Of particular interest to companies and their audit committees, the Guidance offers some direction for the drafting of CAMs disclosures, which is based on observations from materials submitted by 10 U.S. audit firms to the PCAOB’s Office of the Chief Auditor between May 2018 and January 2019. The Guidance does not, however, go so far as to provide an example of “model” CAMs disclosure. (For an example of CAMs disclosure, see the Center for Audit Quality’s December 2018 Lessons Learned, Questions to Consider, and an Illustrative Example publication) A few of the thematic observations highlighted in the Guidance by the PCAOB staff include:
- Describing Principal Considerations. The PCAOB staff observed some CAMs disclosures that simply stated that a matter involved especially challenging, subjective, or complex auditor judgment. Such disclosure, as the Guidance notes, “does not fulfill the requirement of the standard” to include “a clear, concise, and understandable discussion of why the matter involved especially challenging, subjective, or complex auditor judgment.”
- Describing How a Matter Was Addressed in the Audit. Similar to describing principal considerations, CAMs disclosure must also include a tailored description of how the CAM was addressed in the audit. In this regard, the PCAOB staff observed some audit firm materials that directed auditors to include a description of general internal control testing in every CAMs disclosure. While the Guidance does not necessarily object to that approach, it does make clear that auditors “are expected to tailor CAM communications to the audit to avoid standardized language and to reflect the specific circumstances of the matter.”
- Discussing CAMs with the Audit Committee. As it relates to the audit committee’s responsibility with respect to CAMs disclosure, the Guidance reiterates that “[a]ny matter that will be communicated as a CAM should already have been discussed with the audit committee, and the auditor is required to provide a draft of the auditor’s report to the audit committee and discuss the draft with them.” (emphasis added) As the PCAOB staff observed, “[s]ome audit firm methodologies indicated that the auditor would provide draft CAMs for the audit committee’s review and feedback.” In response, the Guidance reminds that while “dialogue regarding CAMs is expected, auditors should remember that CAMs are the responsibility of the auditor—not the audit committee.”

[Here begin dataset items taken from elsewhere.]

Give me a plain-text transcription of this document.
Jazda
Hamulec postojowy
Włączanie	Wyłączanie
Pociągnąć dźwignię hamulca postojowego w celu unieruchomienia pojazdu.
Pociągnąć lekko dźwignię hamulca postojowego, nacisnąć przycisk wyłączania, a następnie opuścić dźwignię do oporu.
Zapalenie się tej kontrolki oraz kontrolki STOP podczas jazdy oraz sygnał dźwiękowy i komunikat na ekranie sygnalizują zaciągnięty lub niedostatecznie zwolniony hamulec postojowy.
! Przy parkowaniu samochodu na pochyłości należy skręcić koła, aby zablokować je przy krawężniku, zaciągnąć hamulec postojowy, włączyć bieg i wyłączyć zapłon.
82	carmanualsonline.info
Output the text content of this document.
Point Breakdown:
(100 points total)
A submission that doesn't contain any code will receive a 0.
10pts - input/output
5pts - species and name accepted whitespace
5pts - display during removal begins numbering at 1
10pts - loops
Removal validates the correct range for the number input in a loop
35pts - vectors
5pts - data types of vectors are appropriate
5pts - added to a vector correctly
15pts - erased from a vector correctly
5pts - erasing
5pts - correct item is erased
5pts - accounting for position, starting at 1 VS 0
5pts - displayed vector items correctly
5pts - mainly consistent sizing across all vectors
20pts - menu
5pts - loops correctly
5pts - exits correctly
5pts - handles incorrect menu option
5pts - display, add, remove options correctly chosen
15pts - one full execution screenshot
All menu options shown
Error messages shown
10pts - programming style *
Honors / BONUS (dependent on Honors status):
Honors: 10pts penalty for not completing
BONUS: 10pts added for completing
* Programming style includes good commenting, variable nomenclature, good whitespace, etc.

Relatedly, the “Deeper Dive” Guidance document includes a useful set of FAQs that, among other things, shed some light on what to expect when benchmarking CAMs disclosures. Reiterating the principles-based nature of CAMs, the PCAOB staff noted that “differences in auditors’ judgment, as well as in the nature, timing, and extent of the audit response required in the specific circumstances, will influence the determination of CAMs.” For purposes of year-over-year comparison, CAMs can be expected to vary. The Guidance states that while “some matters may be CAMs each year, . . . others may be CAMs in a single period or intermittently.” For instance, the Guidance notes that implementation of a new accounting standard might be a CAM one year but not thereafter. By contrast, the Guidance points to deferred tax asset accounts as an example situation that might give rise to CAMs intermittently, such as in years when additional auditor judgment and effort is required to assess the usability of net operating loss carryforwards.